Not until the Soekarno Hatta International Airport in Jakarta is expanded at least, says its president and chief executive officer Emirsyah Satar.
"The A380 is strategically and geographically not suitable for Garuda as it needs the hub and spoke system," he said.
The expansion of Soekarno Hatta is scheduled for completion in 2014.
"Furthermore, people now like to go from point to point - like Jakarta-London or Jakarta-Manchester for which we have the smaller Boeing 777, where we can accommodate a passenger load of 400."
Speaking to the Business Times on the sidelines of business conference here, Emirsyah said the current fleet of 92 will be expanded to 194 by 2015.
Growth of the Indonesian aviation industry is huge but it needs adequate infrastructure to enable it to expand its capacity and service.
On the carrier's positioning this year, he said it will continue to capitalise on the economic growth of the country as a large chunk of passenger growth last year was domestic-driven.
Last year, the airline handled 17 million passengers and 229 tonnes of cargo, making US$3 billion (RM9.2 billion).
The "revitalised" company, which went public last year, recently placed an order with Airbus for 11 more A330-300 wide-bodied aircraft.
These aircraft priced at US$2.54 billion are poised to join the fleet, which consists of six A330-300s and eight A330-200s, gradually from next year till 2017.

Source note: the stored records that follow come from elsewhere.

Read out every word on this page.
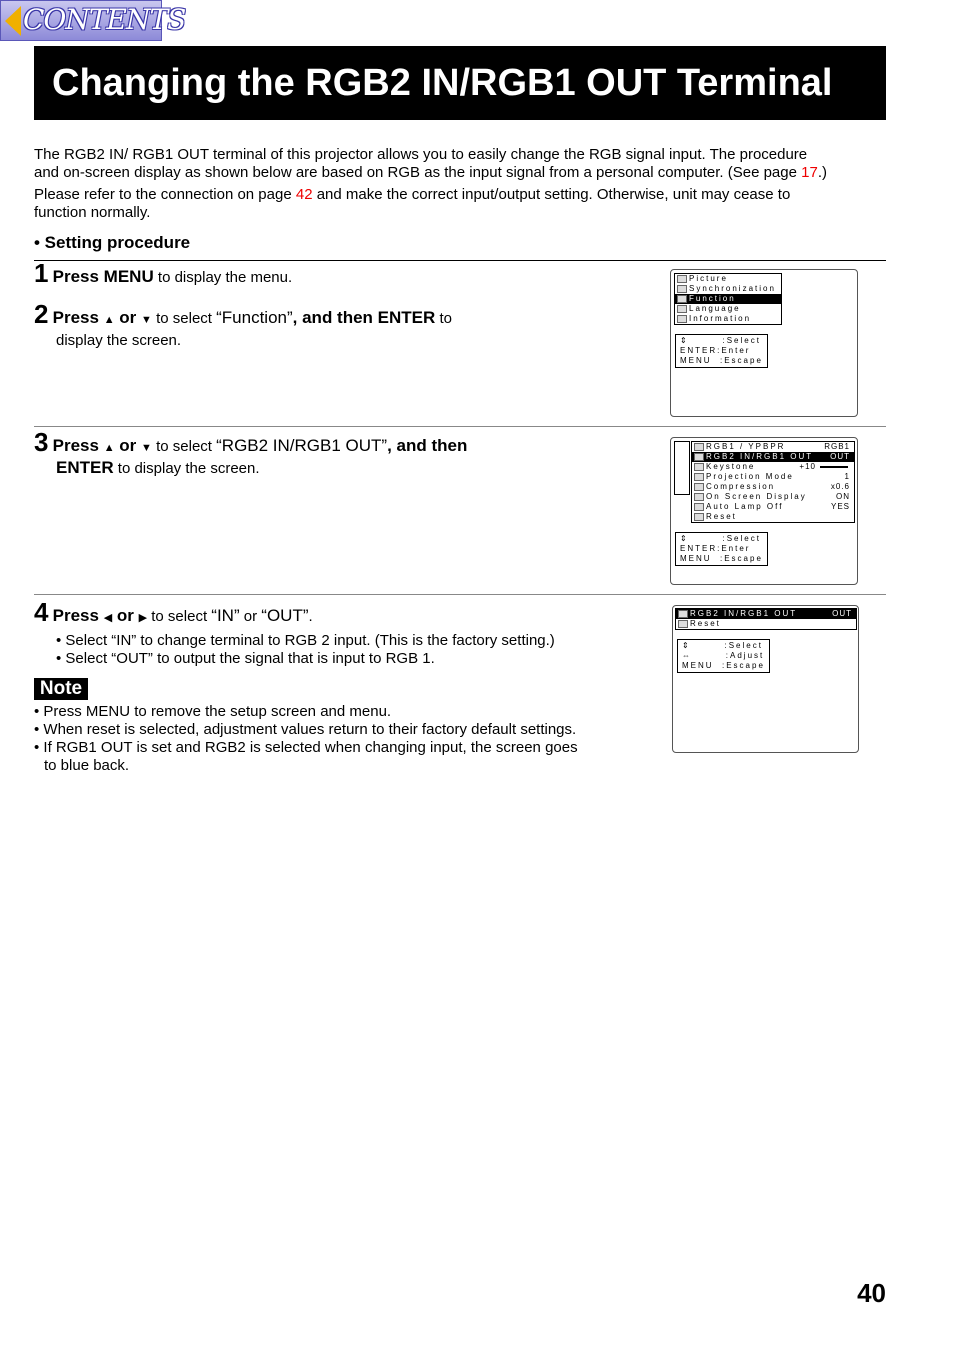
CONTENTS
Changing the RGB2 IN/RGB1 OUT Terminal
The RGB2 IN/ RGB1 OUT terminal of this projector allows you to easily change the RGB signal input. The procedure
and on-screen display as shown below are based on RGB as the input signal from a personal computer. (See page 17.)
Please refer to the connection on page 42 and make the correct input/output setting. Otherwise, unit may cease to
function normally.
• Setting procedure
1 Press MENU to display the menu.
2 Press ▲ or ▼ to select “Function”, and then ENTER to
display the screen.
Picture
Synchronization
Function
Language
Information
⇕        :Select
ENTER:Enter
MENU  :Escape
3 Press ▲ or ▼ to select “RGB2 IN/RGB1 OUT”, and then
ENTER to display the screen.
RGB1 / YPBPR	RGB1
RGB2 IN/RGB1 OUT OUT
Keystone	+10
Projection Mode	1
Compression	x0.6
On Screen Display	ON
Auto Lamp Off	YES
Reset
⇕        :Select
ENTER:Enter
MENU  :Escape
4 Press ◀ or ▶ to select “IN” or “OUT”.
• Select “IN” to change terminal to RGB 2 input. (This is the factory setting.)
• Select “OUT” to output the signal that is input to RGB 1.
RGB2 IN/RGB1 OUT	OUT
Reset
⇕        :Select
⇔        :Adjust
MENU  :Escape
Note
• Press MENU to remove the setup screen and menu.
• When reset is selected, adjustment values return to their factory default settings.
• If RGB1 OUT is set and RGB2 is selected when changing input, the screen goes
to blue back.
40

Looking at the airline's return to the black after years of losses and a bruised image, Emirsyah said it was sheer determination which helped turn around the company.

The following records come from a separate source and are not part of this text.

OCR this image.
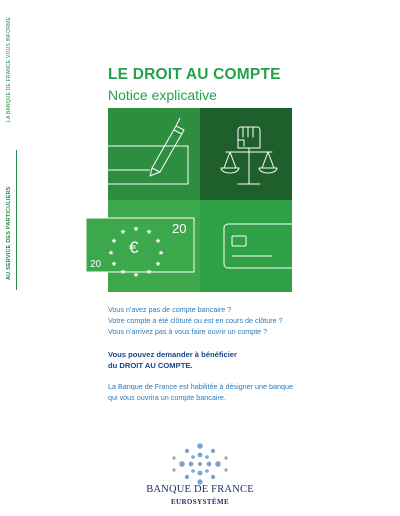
LA BANQUE DE FRANCE VOUS INFORME
AU SERVICE DES PARTICULIERS
LE DROIT AU COMPTE
Notice explicative
★ ★
★
★
★
★
★
★
★
★
★
★	20
20
€
Vous n'avez pas de compte bancaire ?
Votre compte a été clôturé ou est en cours de clôture ?
Vous n'arrivez pas à vous faire ouvrir un compte ?
Vous pouvez demander à bénéficier
du DROIT AU COMPTE.
La Banque de France est habilitée à désigner une banque
qui vous ouvrira un compte bancaire.
BANQUE DE FRANCE
EUROSYSTÈME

"I said this has to be done and this is how to be done and I didn't compromise otherwise it would have been difficult."
Importantly, a clear plan is needed as to where the carrier wants to go and get everyone to that.
"But you need leaders at every level, the board and I cannot do it alone. And, we adhere to our saying of one team, one spirit and one goal!."
Garuda also got back important sectors like Europe on its radar.
To the former banker, the years spanning 2006 till 2011 were likened to a golfer with a 30 handicap but going forward needed to be changed to a single handicapper.
"Don't think what you did five years ago can continue to see success - no way. We need to change the organisation, and put in younger and energetic people."
Garuda is striving to be on par with the best airlines in the region namely Singapore Airlines and Cathay Pacific and Emirsyah reckons there will also be challenges heading his way from the increasingly aggressive airline companies from the Middle East.
"But I am firm believer in competition - it makes you more creative and innovative, otherwise you can slip into relaxation."